Researchers pushed the boundaries of language models to address persistent problems of trustworthiness, bias, and updatability.
What happened: While many AI labs aimed to make large language models more sophisticated by refining datasets and training methods — including methods that trained a transformer to translate 1,000 languages — others extended model architectures to search the web, consult external documents, and adjust to new information.
Driving the story: The capacity of language models to generate plausible text outstrips their ability to discern facts and resist spinning fantasies and expressing social biases. Researchers worked to make their output more trustworthy and less inflammatory.
- In late 2021, DeepMind proposed RETRO, a model that retrieves passages from the MassiveText dataset and integrates them into its output.
- AI21 Labs’ spring launch of Jurassic-X introduced a suite of modules — including a calculator and a system that queries Wikipedia — to fact-check a language model’s answers to math problems, historical facts, and the like.
- Researchers at Stanford and École Polytechnique Fédérale de Lausanne created SERAC, a system that updates language models with new information without retraining them. A separate system stores new data and learns to provide output to queries that are relevant to that data.
- Meta built Atlas, a language model that answer questions by retrieving information from a database of documents. Published in August, this approach enabled an 11 billion-parameter Atlas to outperform a 540 billion-parameter PaLM at answering questions.
- Late in the year, OpenAI fine-tuned ChatGPT to minimize untruthful, biased, or harmful output. Humans ranked the quality of the model’s training data, then a reinforcement learning algorithm rewarded the model for generating outputs similar to those ranked highly.
- Such developments intensified the need for language benchmarks that evaluate more varied and subtle capabilities. Answering the call, more than 130 institutions collaborated on BIG-bench, which includes tasks like deducing a movie title from emojis, participating in mock trials, and detecting logical fallacies.
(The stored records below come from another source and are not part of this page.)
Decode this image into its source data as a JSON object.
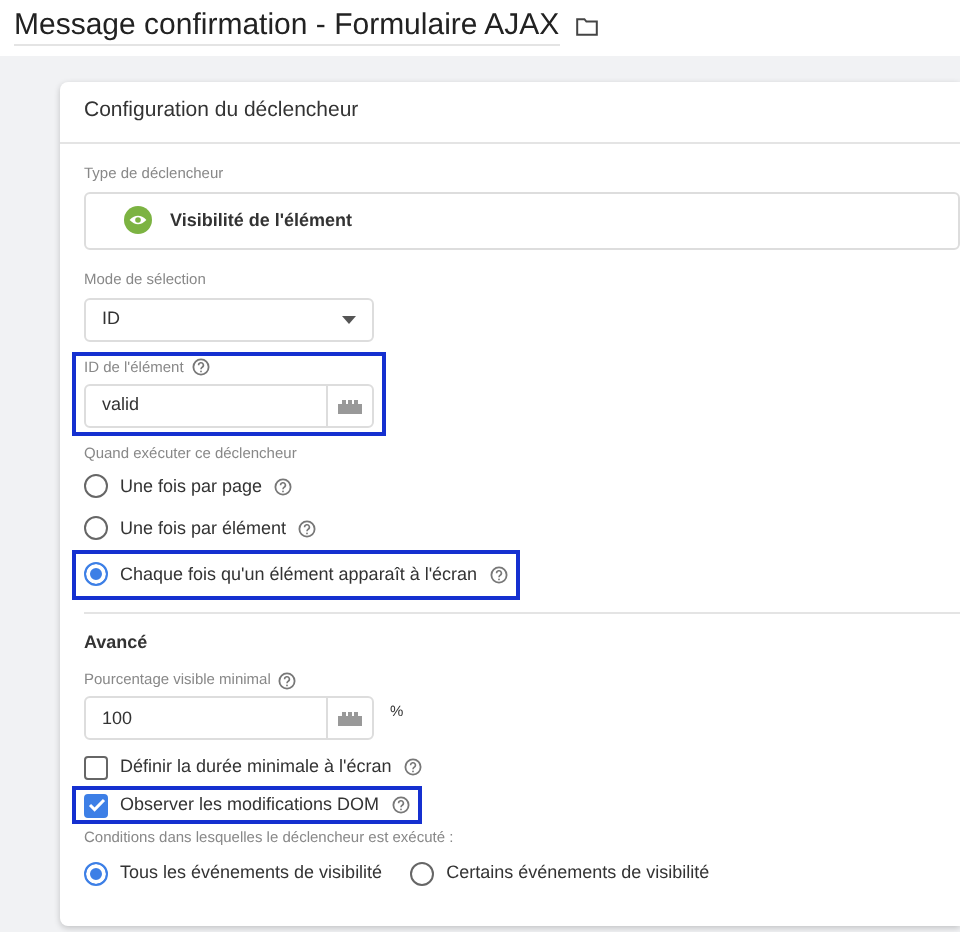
{
  "title": "Message confirmation - Formulaire AJAX",
  "card": {
    "title": "Configuration du déclencheur",
    "trigger_type": {
      "label": "Type de déclencheur",
      "value": "Visibilité de l'élément"
    },
    "selection_mode": {
      "label": "Mode de sélection",
      "value": "ID"
    },
    "element_id": {
      "label": "ID de l'élément",
      "value": "valid",
      "highlighted": true
    },
    "when_to_fire": {
      "label": "Quand exécuter ce déclencheur",
      "options": [
        {
          "label": "Une fois par page",
          "selected": false,
          "highlighted": false
        },
        {
          "label": "Une fois par élément",
          "selected": false,
          "highlighted": false
        },
        {
          "label": "Chaque fois qu'un élément apparaît à l'écran",
          "selected": true,
          "highlighted": true
        }
      ]
    },
    "advanced": {
      "heading": "Avancé",
      "min_percent": {
        "label": "Pourcentage visible minimal",
        "value": "100",
        "unit": "%"
      },
      "checkboxes": [
        {
          "label": "Définir la durée minimale à l'écran",
          "checked": false,
          "highlighted": false
        },
        {
          "label": "Observer les modifications DOM",
          "checked": true,
          "highlighted": true
        }
      ],
      "conditions": {
        "label": "Conditions dans lesquelles le déclencheur est exécuté :",
        "options": [
          {
            "label": "Tous les événements de visibilité",
            "selected": true
          },
          {
            "label": "Certains événements de visibilité",
            "selected": false
          }
        ]
      }
    }
  }
}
Behind the news: Amid the progress came a few notable stumbles. The public demo Meta’s Galactica, a language model trained to generate text on scientific and technical subjects, lasted three days in November before its developers pulled the plug due to its propensity to generate falsehoods and cite nonexistent sources. In August, the chatbot BlenderBot 3, also from Meta, quickly gained a reputation for spouting racist stereotypes and conspiracy theories.
Where things stand: The toolbox of truth and decency in text generation grew substantially in the past year. Successful techniques will find their way into future waves of blockbuster models.